La majestuosidad del verde de la selva se refleja en el río Tutunendo

A tan solo 16 kilómetros de Quibdó, capital del departamento del Chocó, en el Pacífico colombiano, luego de 45 minutos de viaje por la vía que conduce a Medellín, se encuentra Tutunendo, un lugar considerado como el centro turístico del municipio de Quibdó y uno de los lugares más biodiversos del departamento, que hace parte del llamado Chocó biogeográfico, un área prioritaria de conservación para muchas organizaciones internacionales debido a su biodiversidad y riquezas naturales.

Este corregimiento chocoano ofrece a sus visitantes una experiencia en la que el silencio y la tranquilidad de la naturaleza se mezclan con el mágico recorrido de vida, amabilidad y biodiversidad que pocos turistas han tenido el privilegio de disfrutar. La majestuosidad del verde de la selva se comienza a visualizar desde el puente que cruza el rio Tutunendo, donde se puede observar una pintoresca escena que bien puede definir lo que es el Chocó: niños jugando alegremente en las calmadas aguas, hombres transportando el fruto de su trabajo en canoas elaboradas por ellos mismos, gigantescos árboles descolgando sus ramas sobre la corriente del río, y mujeres que superan, sin sorprenderse demasiado, el siglo de vida... todo esto bajo el relajante manto sonoro del canto de cientos de especies de aves que continuamente pasan de un lado al otro del río.

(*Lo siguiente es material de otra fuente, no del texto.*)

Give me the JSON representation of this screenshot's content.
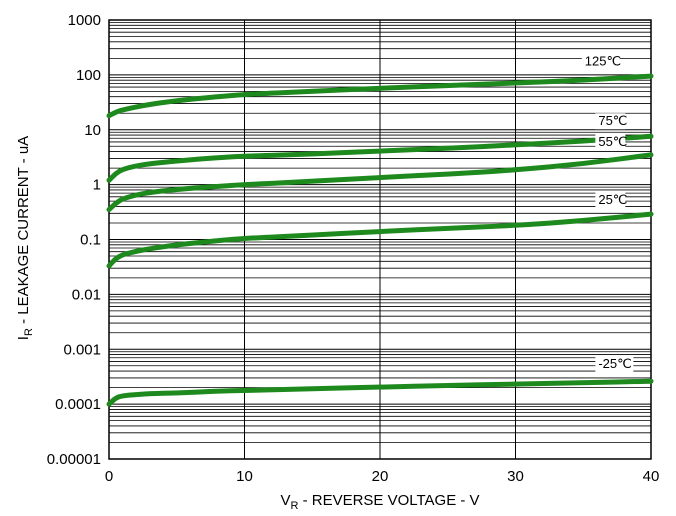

El río Tutunendo, que en lengua Emberá significa “río de aromas y de rosas”, es el centro y atractivo principal de este lugar, un espejo verde-azul donde se reflejan el sol y el cielo. Al recorrerlo es necesario ir preparado para sentir el agua fresca y montar en canoa, así que para quienes desean conocer la naturaleza chocoana sin alejarse de lo urbano, Tutunendo ofrece hermosos lugares como Sal de Frutas, conocida así por la efervescencia que producen sus aguas al caer sobre las rocas que circundan el lugar, formando una serie de pozos cavados en la piedra y usados por los turistas como piscinas naturales de aguas frías y relajantes.

Así mismo los visitantes podrán observar la Piedra del Diablo, una gran roca que sobresale algunos metros por encima de las aguas y posa desde épocas prehistóricas en la mitad del lecho del río Tutunendo, es motivo de una leyenda que dice que en la noche del Viernes Santo, cuando el reloj marca las 12 en punto, ésta se abre por la mitad y de su interior aparecen una gallina dorada y sus siete pollitos de oro. Los visitantes suben hasta ella para descansar y presenciar el panorama que incluye el río cristalino, sus peces y el colorido natural que engalana esta zona.

Otros sitios atractivos del lugar son Playa Pepa, desde donde se observa una panorámica preciosa; Paloquemao, una cascada a cuatro minutos aproximados selva adentro, un lugar maravilloso, un poco oscuro y apartado de los rayos del sol, donde se vive un mundo de aventura mágica, rodeada de la fauna y flora de la región a un límite extremo; Chaparraidó, caracterizado por poseer una cascada de siete metros de altura que al caer forma una piscina natural, donde se pueden observar peces, aves y la flora tradicional de la región.

Así, despacio, sin afanes, contemplando las mil y una diferentes especies animales y vegetales que han dado a esta región el adjetivo de “la más biodiversa del mundo”, usted podrá experimentar la belleza de lo realmente natural.